Utrata płynności finansowej to problem wielu firm. Nawet podmioty, które maja gotówkę, nie przestrzegają terminów płatniczych, co może prowadzić do groźnych zatorów finansowych. Dane statystyczne dowodzą, że liczba przeterminowanych długów stale rośnie. W dużej mierze przyczyniła się do tego pandemia, jednak nie można pominąć również innych czynników. Prognozy nie są zbyt dobre – prezes KRD zdradza, że ożywienie gospodarcze jest widoczne, jednak nie można powiedzieć, czy zmieni ono nawyki przedsiębiorców.
Złe relacje biznesowe
Relacje biznesowe pomiędzy przedsiębiorstwami nie są najlepsze. Głównym powodem nie jest jednak brak płynności finansowej. Dane NBP ukazują, że duże spółki mają odłożone więcej niż 336 mld zł, co jest znakomitym wynikiem. Kłopoty z płatnościami mają inne podłoże. Przyjmuje się, że co trzeci biznes nie odbudował się po ostatnim zamrożeniu gospodarki. Dotyczy to takich branż, jak m.in. gastronomiczna, hotelarska, handlowa. Za przeterminowane płatności odpowiadają przede wszystkim mniejsze podmioty, które dotknął kryzys covidowy.

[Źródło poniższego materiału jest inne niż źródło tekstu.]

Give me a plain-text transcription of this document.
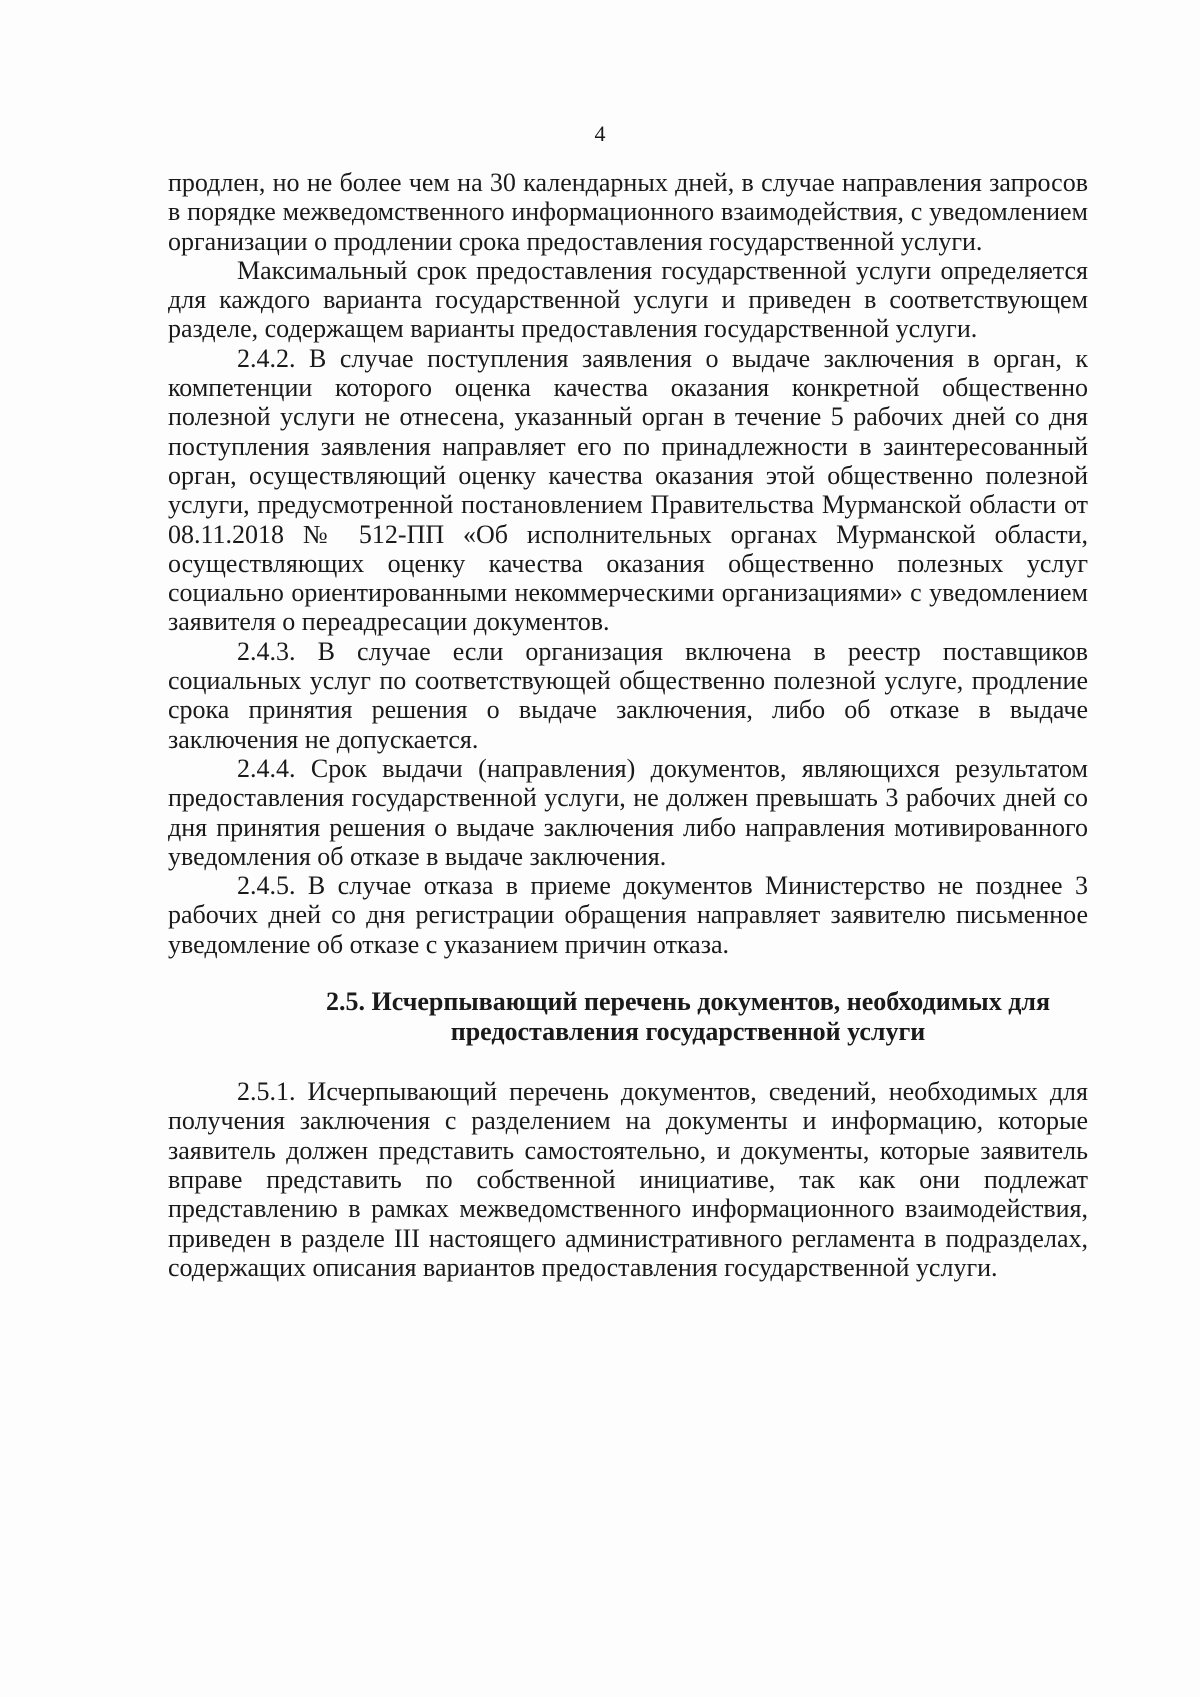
4

продлен, но не более чем на 30 календарных дней, в случае направления запросов в порядке межведомственного информационного взаимодействия, с уведомлением организации о продлении срока предоставления государственной услуги.

Максимальный срок предоставления государственной услуги определяется для каждого варианта государственной услуги и приведен в соответствующем разделе, содержащем варианты предоставления государственной услуги.

2.4.2. В случае поступления заявления о выдаче заключения в орган, к компетенции которого оценка качества оказания конкретной общественно полезной услуги не отнесена, указанный орган в течение 5 рабочих дней со дня поступления заявления направляет его по принадлежности в заинтересованный орган, осуществляющий оценку качества оказания этой общественно полезной услуги, предусмотренной постановлением Правительства Мурманской области от 08.11.2018 № 512-ПП «Об исполнительных органах Мурманской области, осуществляющих оценку качества оказания общественно полезных услуг социально ориентированными некоммерческими организациями» с уведомлением заявителя о переадресации документов.

2.4.3. В случае если организация включена в реестр поставщиков социальных услуг по соответствующей общественно полезной услуге, продление срока принятия решения о выдаче заключения, либо об отказе в выдаче заключения не допускается.

2.4.4. Срок выдачи (направления) документов, являющихся результатом предоставления государственной услуги, не должен превышать 3 рабочих дней со дня принятия решения о выдаче заключения либо направления мотивированного уведомления об отказе в выдаче заключения.

2.4.5. В случае отказа в приеме документов Министерство не позднее 3 рабочих дней со дня регистрации обращения направляет заявителю письменное уведомление об отказе с указанием причин отказа.

2.5. Исчерпывающий перечень документов, необходимых для
предоставления государственной услуги

2.5.1. Исчерпывающий перечень документов, сведений, необходимых для получения заключения с разделением на документы и информацию, которые заявитель должен представить самостоятельно, и документы, которые заявитель вправе представить по собственной инициативе, так как они подлежат представлению в рамках межведомственного информационного взаимодействия, приведен в разделе III настоящего административного регламента в подразделах, содержащих описания вариантов предоставления государственной услуги.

Nieetyczne zachowania firm
Pandemia sprawiła, że wiele przedsiębiorstw robi wszystko, aby przetrwać na rynku. Skutkuje to wieloma nieestetycznymi zachowaniami. Niektóre podmioty lekceważąco podchodzą do kontrahentów. Czwarta fala koronawirusa nadchodzi wielkimi krokami. Przedsiębiorcy chcą się na nią przygotować poprzez magazynowanie środków finansowych „na czarną godzinę”. Nie zważają oni na to, że zaniechanie płatności negatywnie wpływa na kondycję partnera biznesowego.